Ce concept est conforté par l’inadéquation entre le nombre peu important de
médecins et un territoire très vaste. En 1976, l’American College of Surgeon édite
un référentiel comprenant les critères de désignation des centres de traumato-
logie, ainsi que son articulation au niveau régional avec la création de réseaux de
soins appelés « trauma system » [3]. Cette organisation repose sur la classification
des centres hospitaliers en niveau de I à IV. Le niveau I correspond au centre de
référence en capacité de traiter toutes les lésions de façon définitive, alors que
le niveau IV effectue la stabilisation du patient avant son transfert sur un centre
de niveau adapté. Les blessés sont orientés dans les centres de traumatologie
de différents niveaux en fonction d’une procédure de triage simple appliquée
par un personnel paramédical. Les différentes caractéristiques d’un « trauma
system » américain sont décrites dans le Tableau I.
Tableau I
Caractéristiques principales d’un « trauma system » américain
• Désignation des centres de traumatologie par une autorité légale (Etat) niveau
de I à IV.
Procédure de certification de centres de traumatologie selon les standards
de l’American College of surgeon (visite de certification).

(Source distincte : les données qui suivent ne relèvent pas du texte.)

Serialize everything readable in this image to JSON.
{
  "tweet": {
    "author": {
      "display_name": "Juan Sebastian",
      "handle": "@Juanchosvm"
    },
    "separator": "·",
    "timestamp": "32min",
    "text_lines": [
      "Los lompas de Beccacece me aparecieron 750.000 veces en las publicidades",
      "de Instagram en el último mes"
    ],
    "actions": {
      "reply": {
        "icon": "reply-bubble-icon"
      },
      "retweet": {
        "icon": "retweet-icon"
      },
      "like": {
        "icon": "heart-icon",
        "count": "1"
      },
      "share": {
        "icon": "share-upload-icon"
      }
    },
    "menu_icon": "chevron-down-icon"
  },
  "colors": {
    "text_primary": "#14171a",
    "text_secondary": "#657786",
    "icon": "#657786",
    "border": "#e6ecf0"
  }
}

• Processus de limitation du nombre de trama centres dans une région donnée.
Obligation de participer à un réseau hospitalier avec un programme d’amé-
lioration de la qualité des soins.
Procédure écrite de critères de triage évitant l’admission dans des centres
non désignés.
Evaluation permanente de la qualité des soins (Registre trauma).
Entre la fin des années soixante-dix et le début des années deux mille, la mise
en place d’un « trauma system » dans chaque état américain fut progressive.
En 2002, 35 états disposent d’une organisation formalisée avec 1154 centres
de traumatologie adultes [4].
L’évaluation de ce système montre une diminution de la mortalité. Mullins
et al. étudient la mortalité avant et après la mise en place d’un « trauma system ».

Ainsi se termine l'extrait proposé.